I was watching the Hillsong documentary and one of the musicians said, “we are at our best when we are broken…Everyone’s on a journey…does everything make sense? Absolutely not, but I think more stuff doesn’t make sense without God.” At the time I didn’t feel my best in my brokenness, I felt alone and scared I would never get better. I remember in 2006 going to The Rock Church in San Diego, CA. In the bulletin under this weeks activities it said, Rock Recovery Tuesday Night. I had no idea what it was or what it meant, but I knew I needed recovery. I showed up and it was a 12-Step Bible study at a sober living home. There were about 50 people there sharing honestly about their addictions, fears, struggles and faith in God. It was the most real church I had ever been to. At the end we all stood in a circle holding hands saying the lords prayer together. I looked around and noticed the people: men with tattoos, men in suits, women who have sold their bodies, women who were soccer moms, criminals, judges, people who forged prescriptions, physicians who wrote prescriptions; and for one hour our titles, social status, color of our skin didn’t matter. We were all there for the same reason, we wanted hope.
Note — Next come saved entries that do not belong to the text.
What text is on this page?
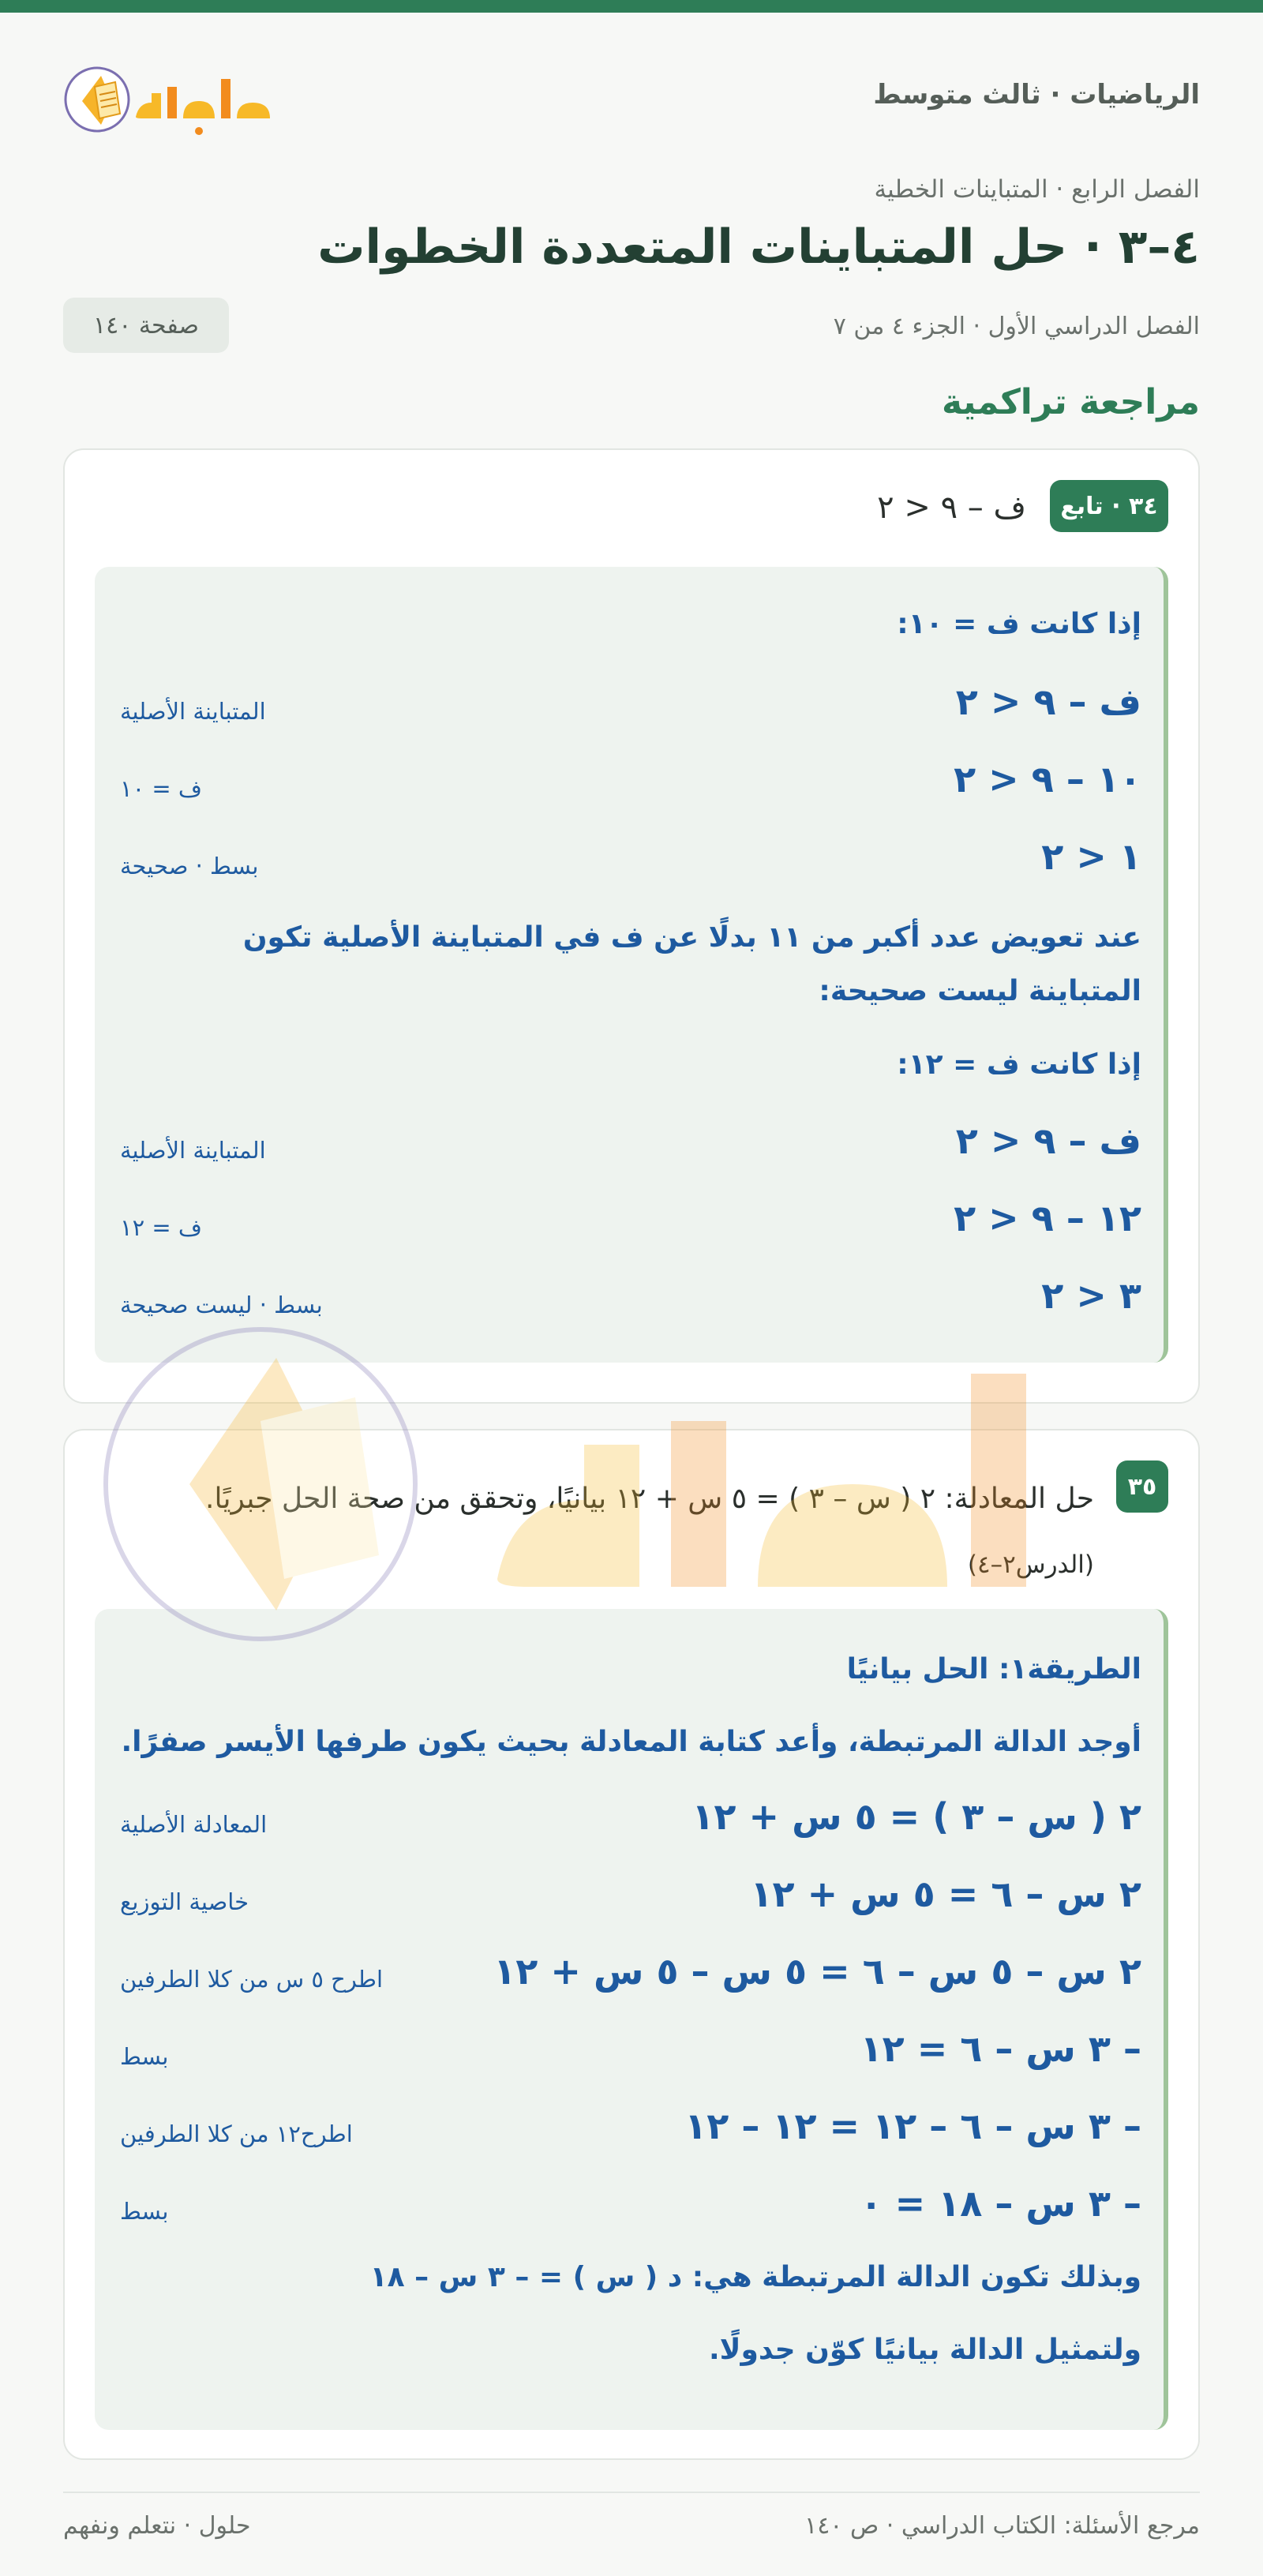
الرياضيات · ثالث متوسط
الفصل الرابع · المتباينات الخطية
٤–٣ · حل المتباينات المتعددة الخطوات
الفصل الدراسي الأول · الجزء ٤ من ٧
صفحة ١٤٠
مراجعة تراكمية
٣٤ · تابع
ف – ٩ < ٢
إذا كانت ف = ١٠:
ف – ٩ < ٢
المتباينة الأصلية
١٠ – ٩ < ٢
ف = ١٠
١ < ٢
بسط · صحيحة
عند تعويض عدد أكبر من ١١ بدلًا عن ف في المتباينة الأصلية تكون المتباينة ليست صحيحة:
إذا كانت ف = ١٢:
ف – ٩ < ٢
المتباينة الأصلية
١٢ – ٩ < ٢
ف = ١٢
٣ < ٢
بسط · ليست صحيحة
٣٥
حل المعادلة: ٢ ( س – ٣ ) = ٥ س + ١٢ بيانيًا، وتحقق من صحة الحل جبريًا. (الدرس٢–٤)
الطريقة١: الحل بيانيًا
أوجد الدالة المرتبطة، وأعد كتابة المعادلة بحيث يكون طرفها الأيسر صفرًا.
٢ ( س – ٣ ) = ٥ س + ١٢
المعادلة الأصلية
٢ س – ٦ = ٥ س + ١٢
خاصية التوزيع
٢ س – ٥ س – ٦ = ٥ س – ٥ س + ١٢
اطرح ٥ س من كلا الطرفين
– ٣ س – ٦ = ١٢
بسط
– ٣ س – ٦ – ١٢ = ١٢ – ١٢
اطرح١٢ من كلا الطرفين
– ٣ س – ١٨ = ٠
بسط
وبذلك تكون الدالة المرتبطة هي: د ( س ) = – ٣ س – ١٨
ولتمثيل الدالة بيانيًا كوّن جدولًا.
مرجع الأسئلة: الكتاب الدراسي · ص ١٤٠
حلول · نتعلم ونفهم
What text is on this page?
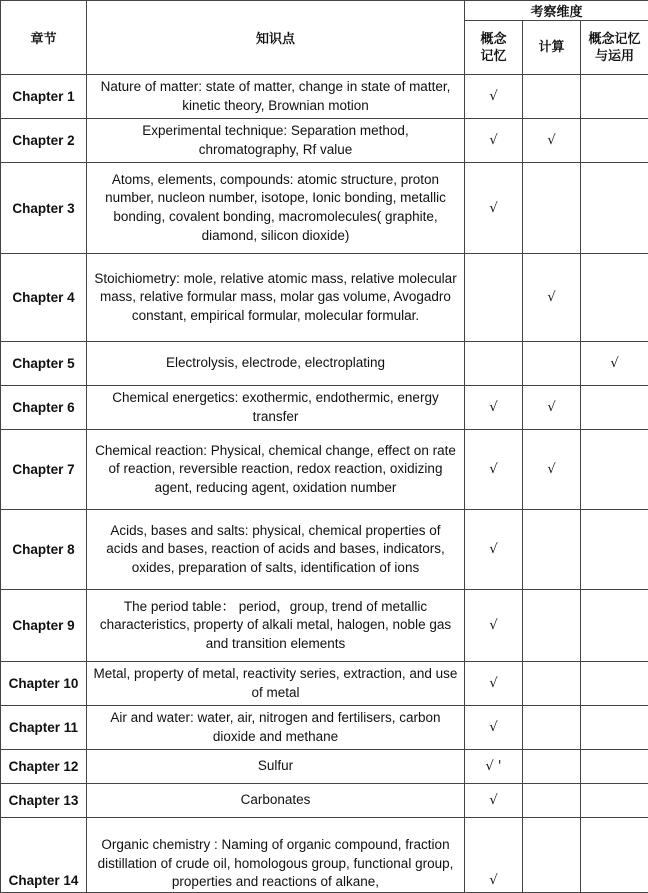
章节	知识点	考察维度		

		概念记忆	计算	概念记忆与运用

Chapter 1	Nature of matter: state of matter, change in state of matter, kinetic theory, Brownian motion	√		
Chapter 2	Experimental technique: Separation method, chromatography, Rf value	√	√	
Chapter 3	Atoms, elements, compounds: atomic structure, proton number, nucleon number, isotope, Ionic bonding, metallic bonding, covalent bonding, macromolecules( graphite, diamond, silicon dioxide)	√		
Chapter 4	Stoichiometry: mole, relative atomic mass, relative molecular mass, relative formular mass, molar gas volume, Avogadro constant, empirical formular, molecular formular.		√	
Chapter 5	Electrolysis, electrode, electroplating			√
Chapter 6	Chemical energetics: exothermic, endothermic, energy transfer	√	√	
Chapter 7	Chemical reaction: Physical, chemical change, effect on rate of reaction, reversible reaction, redox reaction, oxidizing agent, reducing agent, oxidation number	√	√	
Chapter 8	Acids, bases and salts: physical, chemical properties of acids and bases, reaction of acids and bases, indicators, oxides, preparation of salts, identification of ions	√		
Chapter 9	The period table： period，group, trend of metallic characteristics, property of alkali metal, halogen, noble gas and transition elements	√		
Chapter 10	Metal, property of metal, reactivity series, extraction, and use of metal	√		
Chapter 11	Air and water: water, air, nitrogen and fertilisers, carbon dioxide and methane	√		
Chapter 12	Sulfur	√ '		
Chapter 13	Carbonates	√		
Chapter 14	Organic chemistry : Naming of organic compound, fraction distillation of crude oil, homologous group, functional group, properties and reactions of alkane,	√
After that Tuesday meeting people started telling me about other fellowship meetings, and that started my road to recovery. This has been a long journey for me, and just like pills and bulimia I wanted a quick fix. I wanted to do the work and then be better. What I realized was I had so many old tapes/messages from when I was a child that I had to start replacing them with new ones. It would take decades to rewire my brain, and many times I had to fake it. The 1st year I got into recovery I didn’t like myself, 2nd year didn’t like myself, 3rd year started to like myself, 4th year liked myself, 5th year started to love myself, 6th year loved myself, 7th year didn’t believe I was enough, 8th year started to believe I was enough, and 9th year knew I was enough. My old tapes could creep in and say, your unworthy or you will never be enough and even if I didn’t believe it I had to re-affirm myself and say you are worthy and you are enough just the way you are. I realized that the darkness would pass, but I would have to help it.

Be who God meant for you to be...

Recovery doesn’t start from the same place for everyone, and my journey will be different than your journey. My relationship with God was transformed and just like Isaiah 61:3, “He will bestow on them a crown of beauty instead of ashes” God has turned my tragedy into triumph. St. Catherine of Siena, said, “Be who God meant for you to be and you will set the world on fire.” What if we all lived our lives being who we were meant to be, accepting who we were meant to be, sharing with each other where we are at in this moment…I believe this world would be on fire!